The MSS315 suits someone already in the Meross ecosystem who wants consistency across their devices, or a buyer who prioritizes Canadian-warehouse fulfillment and a slightly more polished app experience over pure cost savings.

SwitchBot Plug Mini

Specs and Details

  • Connectivity: Wi-Fi (2.4 GHz); Matter support requires SwitchBot Hub 2 or Hub Mini Matter Enabled acting as a bridge
  • Energy monitoring: Yes – in SwitchBot app; wattage visible; Matter exposure of energy data is unconfirmed – verify before buying
  • Max load: 15 A / 1,800 W
  • Dimensions: Very compact – one of the smallest footprints in this category
  • Hub required: For Matter and HomeKit integration, yes – a SwitchBot Hub is required, which is an added cost of approximately $50–$80 CAD
  • App: SwitchBot app required for initial setup and full features
  • Approx. CAD price: $22–$32 per plug (amazon.ca), not counting hub cost

Honest Trade-offs

The SwitchBot Plug Mini is extremely compact and inexpensive per unit, which makes it attractive if you are deploying many plugs across a space. The problem for a renter going hub-free is that HomeKit and Matter integration both require a SwitchBot Hub, which flips the economics entirely. If you buy two Plug Minis and a Hub, you have spent more than two Eve Energies and added a hub to your setup that you said you did not want. The SwitchBot ecosystem makes more sense if you are already using SwitchBot sensors, curtain motors, or locks and the Hub is already in your setup paying for itself across many devices. In isolation, as a smart plug purchase, the hidden hub dependency is a real problem.

Who Should Buy This

Buy the SwitchBot Plug Mini only if you already own a compatible SwitchBot Hub and want to extend your outlet coverage at low per-unit cost. Do not start here if plugs are your entry point into smart home devices.

Recommendation Matrix

  • If you want the best Thread mesh contribution and long-term platform independence, get the Eve Energy. It costs more and is worth it if Thread stability and detailed energy history are priorities.
  • If you want Thread without the Eve price premium, get the Aqara P2. It is the most competitive Thread-enabled plug in Canada right now and pairs well with existing Aqara Zigbee setups.
  • If you want the lowest cost Matter plug that works reliably in Apple Home, get the Tapo P125M. Accept that it is Wi-Fi-only and consider VLANing it if you run a security-conscious homelab.
  • If you are already in the Meross ecosystem or need Canadian-warehouse fulfillment, get the Meross MSS315. The small price premium over Tapo is justified if you value brand consistency or faster shipping.
  • If you already own a SwitchBot Hub and want inexpensive plug coverage across multiple outlets, get the SwitchBot Plug Mini. If you do not own the hub, start with one of the other four options instead.

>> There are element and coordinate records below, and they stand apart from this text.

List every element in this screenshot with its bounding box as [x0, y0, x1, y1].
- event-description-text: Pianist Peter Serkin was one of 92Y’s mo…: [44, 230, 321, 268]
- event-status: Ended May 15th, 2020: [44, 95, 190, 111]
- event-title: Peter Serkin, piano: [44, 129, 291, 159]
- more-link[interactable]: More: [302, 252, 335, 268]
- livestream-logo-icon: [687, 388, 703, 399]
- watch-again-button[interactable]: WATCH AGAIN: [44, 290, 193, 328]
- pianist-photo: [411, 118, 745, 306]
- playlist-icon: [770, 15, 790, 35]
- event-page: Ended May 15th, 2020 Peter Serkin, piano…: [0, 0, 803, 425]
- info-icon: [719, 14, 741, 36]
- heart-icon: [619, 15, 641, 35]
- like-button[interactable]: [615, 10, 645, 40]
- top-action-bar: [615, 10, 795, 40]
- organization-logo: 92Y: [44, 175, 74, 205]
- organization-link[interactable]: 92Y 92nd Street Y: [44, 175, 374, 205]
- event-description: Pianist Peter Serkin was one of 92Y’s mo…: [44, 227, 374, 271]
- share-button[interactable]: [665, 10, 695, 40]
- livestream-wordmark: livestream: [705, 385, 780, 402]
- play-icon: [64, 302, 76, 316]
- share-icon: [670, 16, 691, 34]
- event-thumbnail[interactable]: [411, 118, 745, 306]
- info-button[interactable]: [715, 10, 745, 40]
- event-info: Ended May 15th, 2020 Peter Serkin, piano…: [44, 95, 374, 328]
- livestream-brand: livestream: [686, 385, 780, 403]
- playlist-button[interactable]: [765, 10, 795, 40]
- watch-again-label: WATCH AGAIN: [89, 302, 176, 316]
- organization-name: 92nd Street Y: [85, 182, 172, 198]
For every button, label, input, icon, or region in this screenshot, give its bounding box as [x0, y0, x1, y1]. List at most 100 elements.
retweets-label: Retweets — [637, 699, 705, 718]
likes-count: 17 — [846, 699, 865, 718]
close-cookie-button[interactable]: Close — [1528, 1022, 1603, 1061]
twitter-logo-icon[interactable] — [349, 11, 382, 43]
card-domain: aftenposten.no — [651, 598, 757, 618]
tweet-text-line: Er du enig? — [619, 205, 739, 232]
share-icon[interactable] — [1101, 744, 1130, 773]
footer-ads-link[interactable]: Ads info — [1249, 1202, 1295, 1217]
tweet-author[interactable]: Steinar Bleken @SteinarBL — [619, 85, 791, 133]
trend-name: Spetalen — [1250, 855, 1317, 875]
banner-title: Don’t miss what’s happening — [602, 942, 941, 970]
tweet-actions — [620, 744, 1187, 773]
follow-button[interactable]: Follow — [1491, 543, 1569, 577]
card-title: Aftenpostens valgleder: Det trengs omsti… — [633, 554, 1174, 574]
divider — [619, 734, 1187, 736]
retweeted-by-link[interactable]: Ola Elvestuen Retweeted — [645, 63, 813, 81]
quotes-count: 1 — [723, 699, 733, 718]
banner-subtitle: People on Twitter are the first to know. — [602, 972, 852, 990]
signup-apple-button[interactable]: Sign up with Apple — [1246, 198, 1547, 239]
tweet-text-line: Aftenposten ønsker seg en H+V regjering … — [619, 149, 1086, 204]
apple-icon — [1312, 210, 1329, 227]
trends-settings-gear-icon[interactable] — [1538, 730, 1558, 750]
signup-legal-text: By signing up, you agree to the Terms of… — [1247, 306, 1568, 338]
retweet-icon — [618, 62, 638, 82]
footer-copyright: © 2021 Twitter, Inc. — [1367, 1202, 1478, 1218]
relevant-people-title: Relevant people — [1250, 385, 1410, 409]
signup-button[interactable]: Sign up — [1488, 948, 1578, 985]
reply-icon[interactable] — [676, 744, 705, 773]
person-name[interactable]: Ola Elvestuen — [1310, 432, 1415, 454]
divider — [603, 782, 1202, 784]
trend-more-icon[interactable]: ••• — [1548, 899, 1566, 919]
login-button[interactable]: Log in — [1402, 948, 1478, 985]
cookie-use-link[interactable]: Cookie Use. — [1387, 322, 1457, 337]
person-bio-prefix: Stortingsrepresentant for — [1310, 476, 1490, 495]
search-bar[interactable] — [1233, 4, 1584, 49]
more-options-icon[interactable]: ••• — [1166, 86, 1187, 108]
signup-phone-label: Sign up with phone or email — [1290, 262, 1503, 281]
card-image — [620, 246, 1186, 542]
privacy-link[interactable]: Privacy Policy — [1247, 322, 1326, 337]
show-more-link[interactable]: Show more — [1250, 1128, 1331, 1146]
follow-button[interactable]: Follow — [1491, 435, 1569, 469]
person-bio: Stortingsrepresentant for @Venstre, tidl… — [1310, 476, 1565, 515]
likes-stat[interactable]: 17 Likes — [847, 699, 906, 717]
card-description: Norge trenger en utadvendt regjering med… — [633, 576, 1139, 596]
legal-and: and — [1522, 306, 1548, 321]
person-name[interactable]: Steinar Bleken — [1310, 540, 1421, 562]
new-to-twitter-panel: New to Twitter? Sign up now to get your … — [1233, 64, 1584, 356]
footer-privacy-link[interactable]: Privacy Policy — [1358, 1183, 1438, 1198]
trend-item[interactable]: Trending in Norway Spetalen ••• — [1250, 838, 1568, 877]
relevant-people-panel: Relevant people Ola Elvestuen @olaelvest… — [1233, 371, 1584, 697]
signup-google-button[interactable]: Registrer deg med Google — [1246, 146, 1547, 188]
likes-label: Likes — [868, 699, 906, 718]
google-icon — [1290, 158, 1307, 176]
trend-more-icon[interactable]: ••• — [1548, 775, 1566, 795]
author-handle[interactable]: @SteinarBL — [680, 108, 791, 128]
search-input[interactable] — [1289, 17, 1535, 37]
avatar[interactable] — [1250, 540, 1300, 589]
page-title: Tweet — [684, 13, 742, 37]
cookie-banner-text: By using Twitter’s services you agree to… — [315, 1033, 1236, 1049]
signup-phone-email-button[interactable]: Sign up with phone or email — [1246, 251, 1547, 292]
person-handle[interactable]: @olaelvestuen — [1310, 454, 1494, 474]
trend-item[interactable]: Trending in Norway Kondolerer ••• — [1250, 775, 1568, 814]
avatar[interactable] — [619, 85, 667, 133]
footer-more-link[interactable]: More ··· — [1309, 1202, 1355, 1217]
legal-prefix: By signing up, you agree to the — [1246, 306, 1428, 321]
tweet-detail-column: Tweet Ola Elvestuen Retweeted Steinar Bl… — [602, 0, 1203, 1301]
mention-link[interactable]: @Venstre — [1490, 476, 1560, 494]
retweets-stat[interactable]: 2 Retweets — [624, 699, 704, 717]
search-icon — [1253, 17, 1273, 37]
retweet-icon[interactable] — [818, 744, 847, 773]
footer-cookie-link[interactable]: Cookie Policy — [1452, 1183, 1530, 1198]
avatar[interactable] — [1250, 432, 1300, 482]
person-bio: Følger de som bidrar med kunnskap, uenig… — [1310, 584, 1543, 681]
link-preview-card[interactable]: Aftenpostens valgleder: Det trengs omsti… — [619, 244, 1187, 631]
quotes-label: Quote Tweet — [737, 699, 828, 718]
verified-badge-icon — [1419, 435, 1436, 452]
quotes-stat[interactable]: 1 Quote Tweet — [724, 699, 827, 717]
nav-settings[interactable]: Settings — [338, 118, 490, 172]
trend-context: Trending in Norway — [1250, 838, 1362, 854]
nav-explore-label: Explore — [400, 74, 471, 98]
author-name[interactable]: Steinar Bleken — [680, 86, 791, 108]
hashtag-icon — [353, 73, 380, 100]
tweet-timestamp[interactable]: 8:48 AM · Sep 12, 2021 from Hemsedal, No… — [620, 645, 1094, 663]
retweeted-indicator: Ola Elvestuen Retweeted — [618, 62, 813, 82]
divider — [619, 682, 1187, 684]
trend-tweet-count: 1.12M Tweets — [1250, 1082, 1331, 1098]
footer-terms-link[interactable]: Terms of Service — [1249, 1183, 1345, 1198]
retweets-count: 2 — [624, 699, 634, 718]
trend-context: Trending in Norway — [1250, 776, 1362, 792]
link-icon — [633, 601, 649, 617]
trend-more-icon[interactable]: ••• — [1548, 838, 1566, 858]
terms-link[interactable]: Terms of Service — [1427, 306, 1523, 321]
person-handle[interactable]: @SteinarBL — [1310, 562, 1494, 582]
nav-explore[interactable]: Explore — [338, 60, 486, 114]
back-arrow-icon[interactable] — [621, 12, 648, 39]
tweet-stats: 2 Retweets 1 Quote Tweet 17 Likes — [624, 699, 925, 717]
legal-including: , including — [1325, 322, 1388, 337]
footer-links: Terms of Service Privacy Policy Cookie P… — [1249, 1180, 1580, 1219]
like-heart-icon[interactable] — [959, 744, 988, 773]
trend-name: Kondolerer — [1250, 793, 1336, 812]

For most Canadian renters in 2026 who want a no-hub, HomeKit-ready, Matter-native plug: the Aqara P2 is the best value if you have a Thread border router already, and the Tapo P125M is the right answer if you want to spend as little as possible and do not have Thread infrastructure. Neither requires a hub, both work in Apple Home on day one, and both will keep working if the manufacturer changes their cloud strategy – because Matter means local control is always in the picture.